Quel sera l’impact de la loi PACTE sur les entreprises ?

Du 15 janvier au 5 février 2018, près de 7 800 personnes ont participé à la consultation publique sur la loi PACTE, qui vise notamment à réorienter l’épargne des Français vers le financement des entreprises. Des pratiques telles que le crowdfunding, plus particulièrement le crowdequity, sont directement concernées pas la mise en place de cette mesure. Homunity revient pour vous sur ses implications concrètes.

Qu’est-ce que la loi PACTE ?

Les principaux objectifs de la loi PACTE visent à dynamiser l’économie française en renouant le lien entre d’une part les entrepreneurs, d’autres part les salariés. L’idée est de faire grandir les entreprises afin qu’elles atteignent une taille intermédiaire (ETI), suffisante afin de s’exporter à l’étranger et de prendre une dimension internationale.
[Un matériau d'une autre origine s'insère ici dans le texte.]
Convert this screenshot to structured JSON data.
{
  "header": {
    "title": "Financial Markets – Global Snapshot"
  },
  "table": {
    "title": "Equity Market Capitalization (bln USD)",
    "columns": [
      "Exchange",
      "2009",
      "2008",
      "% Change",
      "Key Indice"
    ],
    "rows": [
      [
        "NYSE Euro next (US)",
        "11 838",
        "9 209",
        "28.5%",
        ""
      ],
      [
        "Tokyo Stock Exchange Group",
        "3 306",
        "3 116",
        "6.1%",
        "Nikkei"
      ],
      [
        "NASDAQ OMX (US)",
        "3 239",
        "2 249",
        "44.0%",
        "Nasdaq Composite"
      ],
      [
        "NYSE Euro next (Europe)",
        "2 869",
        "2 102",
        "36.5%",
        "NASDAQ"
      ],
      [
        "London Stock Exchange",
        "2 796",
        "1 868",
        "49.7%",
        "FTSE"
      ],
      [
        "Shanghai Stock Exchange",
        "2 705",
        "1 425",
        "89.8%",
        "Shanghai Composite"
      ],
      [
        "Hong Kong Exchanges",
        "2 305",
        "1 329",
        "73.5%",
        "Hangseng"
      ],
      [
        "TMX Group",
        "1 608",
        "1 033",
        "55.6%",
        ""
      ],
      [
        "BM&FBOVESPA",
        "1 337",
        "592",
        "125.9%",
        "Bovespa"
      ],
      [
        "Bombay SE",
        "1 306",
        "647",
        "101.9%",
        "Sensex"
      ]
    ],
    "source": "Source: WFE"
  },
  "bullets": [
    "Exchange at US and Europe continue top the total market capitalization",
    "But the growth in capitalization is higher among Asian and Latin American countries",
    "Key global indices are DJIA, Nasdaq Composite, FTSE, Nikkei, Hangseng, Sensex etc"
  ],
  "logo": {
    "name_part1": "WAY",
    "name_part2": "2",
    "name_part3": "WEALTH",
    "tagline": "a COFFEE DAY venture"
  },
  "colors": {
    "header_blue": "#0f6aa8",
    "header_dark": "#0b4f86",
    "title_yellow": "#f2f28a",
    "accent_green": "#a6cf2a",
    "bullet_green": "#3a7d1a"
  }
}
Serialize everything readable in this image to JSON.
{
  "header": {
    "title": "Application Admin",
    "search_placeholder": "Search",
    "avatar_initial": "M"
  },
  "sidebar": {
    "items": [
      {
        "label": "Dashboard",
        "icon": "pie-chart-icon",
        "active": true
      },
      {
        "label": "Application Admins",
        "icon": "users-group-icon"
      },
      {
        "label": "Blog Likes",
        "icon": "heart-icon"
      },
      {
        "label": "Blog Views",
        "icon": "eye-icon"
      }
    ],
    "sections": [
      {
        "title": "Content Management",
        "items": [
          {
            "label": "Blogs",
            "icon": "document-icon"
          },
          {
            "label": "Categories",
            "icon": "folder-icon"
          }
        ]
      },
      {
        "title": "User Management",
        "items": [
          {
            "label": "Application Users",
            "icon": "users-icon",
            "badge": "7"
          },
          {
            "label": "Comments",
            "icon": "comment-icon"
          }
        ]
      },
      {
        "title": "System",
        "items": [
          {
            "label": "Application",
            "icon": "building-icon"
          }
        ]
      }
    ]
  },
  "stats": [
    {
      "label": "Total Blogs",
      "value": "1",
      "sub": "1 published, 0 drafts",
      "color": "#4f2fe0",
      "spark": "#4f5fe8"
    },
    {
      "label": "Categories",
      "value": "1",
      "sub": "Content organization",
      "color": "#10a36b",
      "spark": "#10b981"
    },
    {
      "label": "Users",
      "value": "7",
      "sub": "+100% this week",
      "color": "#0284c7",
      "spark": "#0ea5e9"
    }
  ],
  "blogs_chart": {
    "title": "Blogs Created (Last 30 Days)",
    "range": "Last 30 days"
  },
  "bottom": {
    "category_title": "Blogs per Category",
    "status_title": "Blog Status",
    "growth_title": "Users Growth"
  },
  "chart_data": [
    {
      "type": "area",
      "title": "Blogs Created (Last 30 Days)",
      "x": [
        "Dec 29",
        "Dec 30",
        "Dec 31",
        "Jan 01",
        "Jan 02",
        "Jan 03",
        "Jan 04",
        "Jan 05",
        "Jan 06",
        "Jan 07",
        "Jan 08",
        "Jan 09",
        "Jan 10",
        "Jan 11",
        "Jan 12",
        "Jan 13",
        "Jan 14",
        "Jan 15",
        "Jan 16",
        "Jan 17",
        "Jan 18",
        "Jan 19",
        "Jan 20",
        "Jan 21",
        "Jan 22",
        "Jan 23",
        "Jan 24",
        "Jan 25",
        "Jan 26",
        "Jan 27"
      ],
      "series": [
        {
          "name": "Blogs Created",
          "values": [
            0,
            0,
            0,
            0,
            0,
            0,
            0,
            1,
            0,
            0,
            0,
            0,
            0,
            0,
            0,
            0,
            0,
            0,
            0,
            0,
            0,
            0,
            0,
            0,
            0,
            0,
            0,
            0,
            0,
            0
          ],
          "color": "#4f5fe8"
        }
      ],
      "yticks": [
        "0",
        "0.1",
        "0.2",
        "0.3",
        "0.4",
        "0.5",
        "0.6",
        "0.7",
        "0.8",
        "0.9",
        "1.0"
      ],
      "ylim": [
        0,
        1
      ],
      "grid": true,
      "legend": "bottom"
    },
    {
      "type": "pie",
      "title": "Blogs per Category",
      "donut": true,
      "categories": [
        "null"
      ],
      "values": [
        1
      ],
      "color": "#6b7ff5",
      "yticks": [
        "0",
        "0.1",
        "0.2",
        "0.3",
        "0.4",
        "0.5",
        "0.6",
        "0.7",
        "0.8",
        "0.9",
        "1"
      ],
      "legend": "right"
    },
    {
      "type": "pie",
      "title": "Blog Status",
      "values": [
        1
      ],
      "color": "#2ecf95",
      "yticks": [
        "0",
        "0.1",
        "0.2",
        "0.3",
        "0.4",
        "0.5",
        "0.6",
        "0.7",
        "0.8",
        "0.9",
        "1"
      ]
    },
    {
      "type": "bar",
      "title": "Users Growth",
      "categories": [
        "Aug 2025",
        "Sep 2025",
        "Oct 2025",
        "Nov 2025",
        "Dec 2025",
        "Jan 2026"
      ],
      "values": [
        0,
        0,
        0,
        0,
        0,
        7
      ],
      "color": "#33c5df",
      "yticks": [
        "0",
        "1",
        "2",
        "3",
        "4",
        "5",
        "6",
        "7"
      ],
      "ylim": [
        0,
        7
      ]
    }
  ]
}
Concrètement, en Europe, la France est à la traîne quant à l’augmentation du nombre d’ETI, puisqu’elle ne compte que 4 600 entreprises de ce type, soit deux fois moins qu’en Italie, et même trois fois moins qu’en Allemagne. Cette fragilité s’explique notamment par les difficultés que rencontrent ces sociétés durant leurs premières années d’existence, bien souvent les plus difficiles. Un grand nombre de jeunes pousses et de startups ne parviennent pas à franchir la première année suivant leur création.

Pour favoriser de meilleures conditions de développement, le gouvernement a pour objectif d’impliquer davantage les salariés dans le développement de l’activité à laquelle ils contribuent.

La question du partage de la valeur ajoutée a notamment été au centre des discussions ayant eu lieu au début de l’année. Ce projet vise donc à démocratiser le principe d’intéressement et de participation, entre autres à travers le développement de l’actionnariat salarial : jusqu’à 10% du capital des sociétés françaises devra à terme être détenu par leurs salariés.

Quel est le rapport entre cette mesure et le crowdequity ?

Le crowdfunding, ou financement participatif, est donc directement concerné par la loi PACTE. Le Ministre de l’Economie, Bruno le Maire, a exprimé la volonté du gouvernement de faire en sorte que les dispositions prises par cette mesure soient également profitables aux bas salaires.

Dans un tel contexte, il va sans dire que des pratiques telles que le crowdequity devraient pouvoir séduire un grand nombre de salariés. Qu’est-ce que le crowdequity ? Concrètement, il s’agit du financement participatif au capital des entreprises, généralement des PME et des startups. Ces entreprises éprouvant des difficultés à se financer auprès des banques, cette solution se présente comme un socle utile afin de traverser leurs premiers temps d’existence.

Lorsqu’un grand nombre d’épargnants, incluant les salariés de la société, participent au capital de l’entreprise, il est possible aux entrepreneurs de mettre en œuvre leurs projets et de développer leur activité. Et ce, en s’affranchissant des voies de financement traditionnelles. Du côté des salariés et des investisseurs, c’est l’opportunité de devenir actionnaires en plaçant de petites sommes, afin de dynamiser l’épargne plutôt que de la placer sur des comptes ou des livrets réglementés.

Les salariés sont d’ailleurs directement bénéficiaires, puisqu’ils contribuent à la création de nouveaux emplois dans leur société, améliorent la solidité de leur entreprise face à la concurrence internationale, et ont un impact direct sur les financements de l’économie réelle. Ce sont ces objectifs qui sont visés par la loi PACTE.

En d’autres termes, l’idée du gouvernement est de mettre l’accent sur la proximité et sur le lien entre les salariés, le capital, l’entrepreneur et l’essor d’une activité. A travers le crowdequity, cette mesure peut trouver un outil efficace pour sa mise en œuvre. Elle permettrait ainsi de favoriser des retombées positives sur l’ensemble de l’économie réelle française, assurant aux PME et aux startups de dépasser leurs premières années d’existence pour s’installer durablement sur les marchés.